Currently, there is not a single offering in the city centre for a surface area of 3,000 square metres, which large companies such as banks would require, Becquet said.

Between the start of the year and the end of September, real estate investments had slowed significantly but foreign investors were keen to snap up space, sealing two of the five deals made between July and September, the study published on Tuesday showed. The largest purchase stood at €40 million when German real estate fund, KanAm Group, acquired a 3,000 square metre building in the Grund, which was once home to e-commerce giant Amazon.

Outside of the expensive prime locations, more office space is expected to become available next year. This is mainly because companies have not yet decided if staff should return to work for a set number of days per week, Becquet said.

“Implementing work-from-home is more restrictive in Luxembourg than other countries because of the issues with cross-border workers,” he said.

People working in Luxembourg and living in either France, Germany or Belgium can, for now, work from home as much as they want.

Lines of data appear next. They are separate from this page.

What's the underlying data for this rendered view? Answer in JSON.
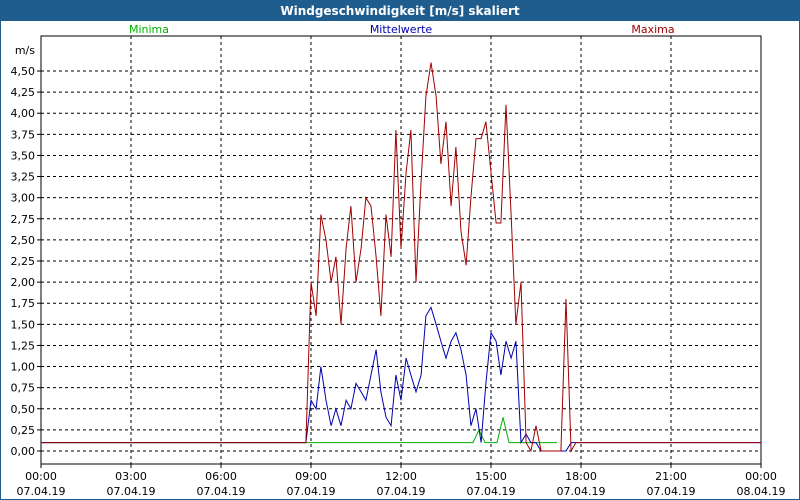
{
  "window": {
    "title": "Windgeschwindigkeit [m/s] skaliert"
  },
  "colors": {
    "title_bg": "#1f5d8f",
    "min": "#00b000",
    "mean": "#0000b0",
    "max": "#a00000",
    "grid": "#000000"
  },
  "chart_data": {
    "type": "line",
    "title": "Windgeschwindigkeit [m/s] skaliert",
    "ylabel": "m/s",
    "ylim": [
      0,
      4.75
    ],
    "y_ticks": [
      "0,00",
      "0,25",
      "0,50",
      "0,75",
      "1,00",
      "1,25",
      "1,50",
      "1,75",
      "2,00",
      "2,25",
      "2,50",
      "2,75",
      "3,00",
      "3,25",
      "3,50",
      "3,75",
      "4,00",
      "4,25",
      "4,50"
    ],
    "x_ticks": [
      {
        "time": "00:00",
        "date": "07.04.19"
      },
      {
        "time": "03:00",
        "date": "07.04.19"
      },
      {
        "time": "06:00",
        "date": "07.04.19"
      },
      {
        "time": "09:00",
        "date": "07.04.19"
      },
      {
        "time": "12:00",
        "date": "07.04.19"
      },
      {
        "time": "15:00",
        "date": "07.04.19"
      },
      {
        "time": "18:00",
        "date": "07.04.19"
      },
      {
        "time": "21:00",
        "date": "07.04.19"
      },
      {
        "time": "00:00",
        "date": "08.04.19"
      }
    ],
    "grid": true,
    "legend": [
      "Minima",
      "Mittelwerte",
      "Maxima"
    ],
    "series": [
      {
        "name": "Minima",
        "points": [
          [
            0,
            0.1
          ],
          [
            14.2,
            0.1
          ],
          [
            14.4,
            0.1
          ],
          [
            14.6,
            0.25
          ],
          [
            14.8,
            0.1
          ],
          [
            15.2,
            0.1
          ],
          [
            15.4,
            0.4
          ],
          [
            15.6,
            0.1
          ],
          [
            16.8,
            0.1
          ],
          [
            17.2,
            0.1
          ]
        ]
      },
      {
        "name": "Mittelwerte",
        "points": [
          [
            0,
            0.1
          ],
          [
            8.83,
            0.1
          ],
          [
            9.0,
            0.6
          ],
          [
            9.17,
            0.5
          ],
          [
            9.33,
            1.0
          ],
          [
            9.5,
            0.6
          ],
          [
            9.67,
            0.3
          ],
          [
            9.83,
            0.5
          ],
          [
            10.0,
            0.3
          ],
          [
            10.17,
            0.6
          ],
          [
            10.33,
            0.5
          ],
          [
            10.5,
            0.8
          ],
          [
            10.67,
            0.7
          ],
          [
            10.83,
            0.6
          ],
          [
            11.0,
            0.9
          ],
          [
            11.17,
            1.2
          ],
          [
            11.33,
            0.7
          ],
          [
            11.5,
            0.4
          ],
          [
            11.67,
            0.3
          ],
          [
            11.83,
            0.9
          ],
          [
            12.0,
            0.6
          ],
          [
            12.17,
            1.1
          ],
          [
            12.33,
            0.9
          ],
          [
            12.5,
            0.7
          ],
          [
            12.67,
            0.9
          ],
          [
            12.83,
            1.6
          ],
          [
            13.0,
            1.7
          ],
          [
            13.17,
            1.5
          ],
          [
            13.33,
            1.3
          ],
          [
            13.5,
            1.1
          ],
          [
            13.67,
            1.3
          ],
          [
            13.83,
            1.4
          ],
          [
            14.0,
            1.2
          ],
          [
            14.17,
            0.9
          ],
          [
            14.33,
            0.3
          ],
          [
            14.5,
            0.5
          ],
          [
            14.67,
            0.1
          ],
          [
            14.83,
            0.8
          ],
          [
            15.0,
            1.4
          ],
          [
            15.17,
            1.3
          ],
          [
            15.33,
            0.9
          ],
          [
            15.5,
            1.3
          ],
          [
            15.67,
            1.1
          ],
          [
            15.83,
            1.3
          ],
          [
            16.0,
            0.1
          ],
          [
            16.17,
            0.2
          ],
          [
            16.33,
            0.1
          ],
          [
            16.5,
            0.1
          ],
          [
            16.67,
            0.0
          ],
          [
            17.5,
            0.0
          ],
          [
            17.67,
            0.1
          ],
          [
            24,
            0.1
          ]
        ]
      },
      {
        "name": "Maxima",
        "points": [
          [
            0,
            0.1
          ],
          [
            8.83,
            0.1
          ],
          [
            9.0,
            2.0
          ],
          [
            9.17,
            1.6
          ],
          [
            9.33,
            2.8
          ],
          [
            9.5,
            2.5
          ],
          [
            9.67,
            2.0
          ],
          [
            9.83,
            2.3
          ],
          [
            10.0,
            1.5
          ],
          [
            10.17,
            2.4
          ],
          [
            10.33,
            2.9
          ],
          [
            10.5,
            2.0
          ],
          [
            10.67,
            2.4
          ],
          [
            10.83,
            3.0
          ],
          [
            11.0,
            2.9
          ],
          [
            11.17,
            2.3
          ],
          [
            11.33,
            1.6
          ],
          [
            11.5,
            2.8
          ],
          [
            11.67,
            2.3
          ],
          [
            11.83,
            3.8
          ],
          [
            12.0,
            2.4
          ],
          [
            12.17,
            3.3
          ],
          [
            12.33,
            3.8
          ],
          [
            12.5,
            2.0
          ],
          [
            12.67,
            3.2
          ],
          [
            12.83,
            4.2
          ],
          [
            13.0,
            4.6
          ],
          [
            13.17,
            4.2
          ],
          [
            13.33,
            3.4
          ],
          [
            13.5,
            3.9
          ],
          [
            13.67,
            2.9
          ],
          [
            13.83,
            3.6
          ],
          [
            14.0,
            2.6
          ],
          [
            14.17,
            2.2
          ],
          [
            14.33,
            3.0
          ],
          [
            14.5,
            3.7
          ],
          [
            14.67,
            3.7
          ],
          [
            14.83,
            3.9
          ],
          [
            15.0,
            3.3
          ],
          [
            15.17,
            2.7
          ],
          [
            15.33,
            2.7
          ],
          [
            15.5,
            4.1
          ],
          [
            15.67,
            2.8
          ],
          [
            15.83,
            1.5
          ],
          [
            16.0,
            2.0
          ],
          [
            16.17,
            0.1
          ],
          [
            16.33,
            0.0
          ],
          [
            16.5,
            0.3
          ],
          [
            16.67,
            0.0
          ],
          [
            17.33,
            0.0
          ],
          [
            17.5,
            1.8
          ],
          [
            17.67,
            0.0
          ],
          [
            17.83,
            0.1
          ],
          [
            24,
            0.1
          ]
        ]
      }
    ]
  }
}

But if they can only work from home for a limited number of days a year for tax and social security reasons, they will have to return to the office.

“It will depend on whether there are a lot of cross-border workers in the company,” he added.

Some companies are also choosing to share their space, by letting or sub-letting part of their offices, if they do not require as many desks during the pandemic, the study shows.  

Companies are already starting to hunt for office space once again after a year-long lull when firms which had planned on moving pulled the plug on their plans, while others were reluctant to commit to a new space.

By July, more office space was either let out immediately or pre-let than throughout the whole of 2020, data from real estate agency JLL showed.